Russian Foreign Minister Sergei Lavrov accuses West of interfering in Belarus

WION Web Team
Moscow, Russia Published: Nov 26, 2020, 07.24 PM(IST)

Lavrov meets Lukashenko Photograph:( Reuters )

Story highlights

It comes as Lavrov met strongman leader Lukashenko who has faced months of protests over his disputed re-election

Russian Foreign Minister Sergei Lavrov accused the West of meddling in Belarus and pledged support to embattled President Lukashenko.

It comes as Lavrov met strongman leader Lukashenko who has faced months of protests over his disputed re-election.

Lavrov sent regards from President Vladimir Putin who bestowed a $1.5 billion loan on Belarus earlier in September in a gesture of support for Lukashenko. Russia is a traditional ally of Belarus.

Sergei Lavrov held talks with Lukashenko and other top officials in the capital Minsk, in the latest show of Russia's support for authorities in its ex-Soviet neighbour.

Thousands of protesters demanding Lukashenko's resignation have taken to the streets of Minsk every weekend since an August 9 election that saw the 66-year-old claim a sixth term in office. 

Also read: Belarus's Lukashenko and son put on sanctions list of European Union

Protesters believe political novice Svetlana Tikhanovskaya, 38, who took her jailed husband's place in the presidential race, was the true winner.

Moscow has continued to back Lukashenko since the protests erupted, with several meetings between senior officials from both sides in recent months.

Speaking at a press conference with his Belarusian counterpart Vladimir Makei, Lavrov accused the United States and several European countries of "gross interference" in the domestic affairs of Belarus.

"The wise Belarusian people are able to sort themselves out without any outside prompting and intrusive offers of unsolicited mediation," Lavrov said.

Lukashenko has accused Western countries of orchestrating the demonstrations and conspiring to have him removed after 26 years in power. 
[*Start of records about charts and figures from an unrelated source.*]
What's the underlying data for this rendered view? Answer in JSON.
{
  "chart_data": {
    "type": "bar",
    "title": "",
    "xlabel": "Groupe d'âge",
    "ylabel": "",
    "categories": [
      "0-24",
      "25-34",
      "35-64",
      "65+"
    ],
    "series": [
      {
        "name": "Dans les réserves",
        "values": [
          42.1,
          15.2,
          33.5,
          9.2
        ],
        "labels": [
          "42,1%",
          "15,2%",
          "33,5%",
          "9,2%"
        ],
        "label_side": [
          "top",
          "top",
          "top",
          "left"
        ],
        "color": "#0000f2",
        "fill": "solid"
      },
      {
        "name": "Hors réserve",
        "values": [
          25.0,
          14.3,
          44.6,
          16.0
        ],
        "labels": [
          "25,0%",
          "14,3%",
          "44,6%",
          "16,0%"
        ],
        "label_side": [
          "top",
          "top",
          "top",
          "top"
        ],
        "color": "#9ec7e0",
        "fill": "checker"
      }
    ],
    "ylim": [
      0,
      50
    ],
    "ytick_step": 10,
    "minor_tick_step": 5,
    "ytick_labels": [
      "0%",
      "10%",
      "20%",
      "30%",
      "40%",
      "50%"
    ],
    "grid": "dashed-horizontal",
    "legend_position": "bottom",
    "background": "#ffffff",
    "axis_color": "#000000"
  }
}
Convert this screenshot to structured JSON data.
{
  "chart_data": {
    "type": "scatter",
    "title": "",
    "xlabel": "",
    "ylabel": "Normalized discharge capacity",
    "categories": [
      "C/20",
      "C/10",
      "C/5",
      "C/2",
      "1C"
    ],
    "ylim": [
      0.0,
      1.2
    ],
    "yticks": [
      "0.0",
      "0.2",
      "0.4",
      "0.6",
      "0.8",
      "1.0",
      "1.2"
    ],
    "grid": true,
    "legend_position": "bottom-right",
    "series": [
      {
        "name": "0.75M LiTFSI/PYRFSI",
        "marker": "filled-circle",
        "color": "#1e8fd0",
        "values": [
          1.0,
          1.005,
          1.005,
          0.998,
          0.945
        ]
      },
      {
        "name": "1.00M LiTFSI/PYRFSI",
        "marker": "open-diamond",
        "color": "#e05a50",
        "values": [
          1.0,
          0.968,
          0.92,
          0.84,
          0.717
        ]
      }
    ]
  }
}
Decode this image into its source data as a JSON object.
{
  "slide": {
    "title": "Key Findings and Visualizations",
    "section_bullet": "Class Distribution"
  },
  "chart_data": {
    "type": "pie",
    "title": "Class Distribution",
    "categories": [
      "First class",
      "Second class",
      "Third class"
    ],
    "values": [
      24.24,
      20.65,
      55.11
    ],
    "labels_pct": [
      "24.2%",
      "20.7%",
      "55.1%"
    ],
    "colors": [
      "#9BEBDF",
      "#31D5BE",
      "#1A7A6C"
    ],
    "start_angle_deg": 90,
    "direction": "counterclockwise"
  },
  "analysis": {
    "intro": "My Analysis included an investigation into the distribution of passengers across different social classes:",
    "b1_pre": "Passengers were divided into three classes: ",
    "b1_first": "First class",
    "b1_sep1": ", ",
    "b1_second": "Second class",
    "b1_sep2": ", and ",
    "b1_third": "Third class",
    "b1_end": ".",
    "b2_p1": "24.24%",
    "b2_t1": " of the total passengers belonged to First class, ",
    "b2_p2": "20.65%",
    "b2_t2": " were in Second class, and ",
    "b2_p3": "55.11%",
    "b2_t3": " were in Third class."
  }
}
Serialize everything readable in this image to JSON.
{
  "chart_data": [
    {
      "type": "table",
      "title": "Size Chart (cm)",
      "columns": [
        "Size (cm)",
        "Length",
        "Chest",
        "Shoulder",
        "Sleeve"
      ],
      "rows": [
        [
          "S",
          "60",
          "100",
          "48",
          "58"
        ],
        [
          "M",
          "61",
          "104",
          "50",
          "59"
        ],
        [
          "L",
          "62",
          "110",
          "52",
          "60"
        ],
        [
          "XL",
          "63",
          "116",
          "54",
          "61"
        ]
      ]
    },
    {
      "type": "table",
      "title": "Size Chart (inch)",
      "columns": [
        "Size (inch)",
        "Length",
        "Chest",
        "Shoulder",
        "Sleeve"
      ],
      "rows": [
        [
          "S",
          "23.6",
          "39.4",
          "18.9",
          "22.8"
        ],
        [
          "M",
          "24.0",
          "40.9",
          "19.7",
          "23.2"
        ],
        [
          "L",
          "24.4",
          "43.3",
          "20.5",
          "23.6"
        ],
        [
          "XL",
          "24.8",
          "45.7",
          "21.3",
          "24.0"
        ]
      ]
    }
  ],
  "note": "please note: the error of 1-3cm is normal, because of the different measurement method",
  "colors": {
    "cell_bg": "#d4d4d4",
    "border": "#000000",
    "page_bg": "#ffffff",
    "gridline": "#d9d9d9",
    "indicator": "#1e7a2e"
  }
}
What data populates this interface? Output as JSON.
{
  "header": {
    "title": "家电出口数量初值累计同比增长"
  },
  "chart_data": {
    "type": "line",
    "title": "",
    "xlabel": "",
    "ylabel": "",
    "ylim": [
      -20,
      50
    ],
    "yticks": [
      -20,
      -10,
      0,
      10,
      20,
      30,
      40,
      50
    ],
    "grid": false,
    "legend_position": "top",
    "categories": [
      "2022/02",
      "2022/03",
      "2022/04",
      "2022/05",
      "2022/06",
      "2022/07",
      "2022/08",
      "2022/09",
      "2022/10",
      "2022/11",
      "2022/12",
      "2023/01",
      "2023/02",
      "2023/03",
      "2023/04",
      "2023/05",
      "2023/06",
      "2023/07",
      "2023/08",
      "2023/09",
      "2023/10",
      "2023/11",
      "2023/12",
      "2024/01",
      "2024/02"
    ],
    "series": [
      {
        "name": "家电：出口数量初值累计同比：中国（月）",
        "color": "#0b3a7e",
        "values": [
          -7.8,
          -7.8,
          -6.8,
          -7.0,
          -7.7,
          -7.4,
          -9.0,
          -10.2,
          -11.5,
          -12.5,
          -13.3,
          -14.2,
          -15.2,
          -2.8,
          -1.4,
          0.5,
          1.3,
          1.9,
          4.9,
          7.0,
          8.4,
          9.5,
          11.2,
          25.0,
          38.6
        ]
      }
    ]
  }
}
Lavrov said the West is "using dirty methods of so-called colour revolutions, including manipulating public opinion, supporting forces that are openly anti-government and promoting their radicalisation".

Several Western leaders have refused to recognise the results of the election and voiced support for Tikhanovskaya, who fled to EU member Lithuania shortly after the vote. 

The European Union has slapped sanctions on Lukashenko and a number of his allies citing election rigging and a violent police crackdown on demonstrators. 

Belarus police detained thousands of protesters in the first days of the demonstrations, with many reporting torture and abuse in custody. 

They have continued to regularly arrest demonstrators and opposition figures, and several people have died during the protests.